Reality: “You wanna go ‘round de worl’?” the fat girl asks, almost shyly.

“Eventually,” I say. “I’d like to take a tramp steamer to Tangier. Then, I’d like to live in Paris for awhile, on the Left Bank.”

“No. Tell me what you want to do.”

“I want to write novels, I want to travel, I want to live life to the fullest.”

“No. Tell me what you want.”

“I want to change the world through my work. The power of my novels will—”

“take all night. Just stick it in.”

Fantasy: She writhes around his rocklike rod, her hips buck against his rollicking pelvis, her legs wrap tight around his back. She moans with pleasure, thrashes her head against the pillow. “Ohhhh, baby! You’re the best!”

Reality: I feel the blush rushing through my body, fight my urge to flee.

“Doesn’t anything make you hard?”

Fantasy: The sheer decadence stirs his long-denied urges. His member throbs a syncopated orgasm. Waves of ecstasy ripple through him. He rides the current to relaxation.

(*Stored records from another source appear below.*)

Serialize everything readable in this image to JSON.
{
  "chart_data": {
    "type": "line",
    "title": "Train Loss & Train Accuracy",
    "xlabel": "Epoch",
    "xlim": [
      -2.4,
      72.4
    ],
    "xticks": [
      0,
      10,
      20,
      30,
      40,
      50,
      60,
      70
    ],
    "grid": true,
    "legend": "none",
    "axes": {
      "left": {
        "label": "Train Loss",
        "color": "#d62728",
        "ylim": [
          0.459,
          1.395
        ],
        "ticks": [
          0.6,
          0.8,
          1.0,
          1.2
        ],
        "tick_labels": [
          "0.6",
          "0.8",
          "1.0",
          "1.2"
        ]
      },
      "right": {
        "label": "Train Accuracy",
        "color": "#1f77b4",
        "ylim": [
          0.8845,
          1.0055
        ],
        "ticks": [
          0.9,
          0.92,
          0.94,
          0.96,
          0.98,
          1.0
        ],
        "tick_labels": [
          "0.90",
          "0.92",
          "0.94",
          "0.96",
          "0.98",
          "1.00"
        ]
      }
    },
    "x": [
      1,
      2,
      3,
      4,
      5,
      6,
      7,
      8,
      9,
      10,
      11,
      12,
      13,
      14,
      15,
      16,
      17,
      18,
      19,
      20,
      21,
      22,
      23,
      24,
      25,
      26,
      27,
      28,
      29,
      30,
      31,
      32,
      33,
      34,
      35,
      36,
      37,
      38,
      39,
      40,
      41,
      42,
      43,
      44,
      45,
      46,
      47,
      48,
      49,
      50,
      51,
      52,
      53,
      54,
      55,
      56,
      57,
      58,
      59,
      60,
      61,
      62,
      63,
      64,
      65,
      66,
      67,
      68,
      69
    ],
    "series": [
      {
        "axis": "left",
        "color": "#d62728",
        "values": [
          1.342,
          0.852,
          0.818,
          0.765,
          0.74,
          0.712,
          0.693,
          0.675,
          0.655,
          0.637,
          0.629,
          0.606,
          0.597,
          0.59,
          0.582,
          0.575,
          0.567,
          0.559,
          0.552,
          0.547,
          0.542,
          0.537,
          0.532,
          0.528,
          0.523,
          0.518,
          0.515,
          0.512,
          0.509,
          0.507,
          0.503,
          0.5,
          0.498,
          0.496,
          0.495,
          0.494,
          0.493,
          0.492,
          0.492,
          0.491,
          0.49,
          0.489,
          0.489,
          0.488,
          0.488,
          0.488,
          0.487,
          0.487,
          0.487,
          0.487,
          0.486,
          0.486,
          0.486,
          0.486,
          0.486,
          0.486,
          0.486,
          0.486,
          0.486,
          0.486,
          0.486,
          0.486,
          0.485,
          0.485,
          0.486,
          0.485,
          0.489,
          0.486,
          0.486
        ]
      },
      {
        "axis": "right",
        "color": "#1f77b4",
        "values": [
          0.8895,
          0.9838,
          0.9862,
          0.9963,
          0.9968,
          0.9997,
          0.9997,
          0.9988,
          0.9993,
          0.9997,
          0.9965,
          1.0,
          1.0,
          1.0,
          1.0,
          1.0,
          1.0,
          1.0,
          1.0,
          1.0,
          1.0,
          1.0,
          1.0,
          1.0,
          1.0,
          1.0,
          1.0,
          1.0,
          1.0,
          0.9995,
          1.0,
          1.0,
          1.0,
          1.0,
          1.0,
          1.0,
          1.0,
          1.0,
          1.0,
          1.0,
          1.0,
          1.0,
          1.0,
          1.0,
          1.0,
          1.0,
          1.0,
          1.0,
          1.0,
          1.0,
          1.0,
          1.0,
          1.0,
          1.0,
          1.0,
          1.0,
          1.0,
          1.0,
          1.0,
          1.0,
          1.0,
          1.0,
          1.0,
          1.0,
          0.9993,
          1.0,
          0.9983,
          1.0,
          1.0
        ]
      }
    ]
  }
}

Reality: She guides my barely-hard cock inside her, then starts humping. Each heave of her hips nearly tosses me off the bed. I’m struggling to stay on her, struggling to stay inside her. There is something happening down there. When I’m not gripping desperately just to stay on top of her I can feel myself sliding in and out of something damp—a steamy, encompassing sensation that would be fun with Bambi Belair or Elaine...somebody I cared about. But this...this is like buying screws at a hardware store, only the screw just turned to rubber.

Fantasy: “I like you, Big Boy. This one’s on the house.”

Reality: She rings the register at the foot of the bed. “That will be fifteen dollars, please.”

I give her the money. The register clanks open, the sale rings up, the register clanks shut.

She goes to the diningroom. Laughter. Did they know what was going on? I’m supposed to be Norman Mailer’s White Negro, lifting myself by my sexual bootstraps to the existential edge of experience. God, how embarrassing!

Then Jackson comes in. “Here, man. Have a beer.”

I tell him what happened.

“You got to relax, that’s all.”

All the way to Brooklyn, I wonder what’s wrong with me.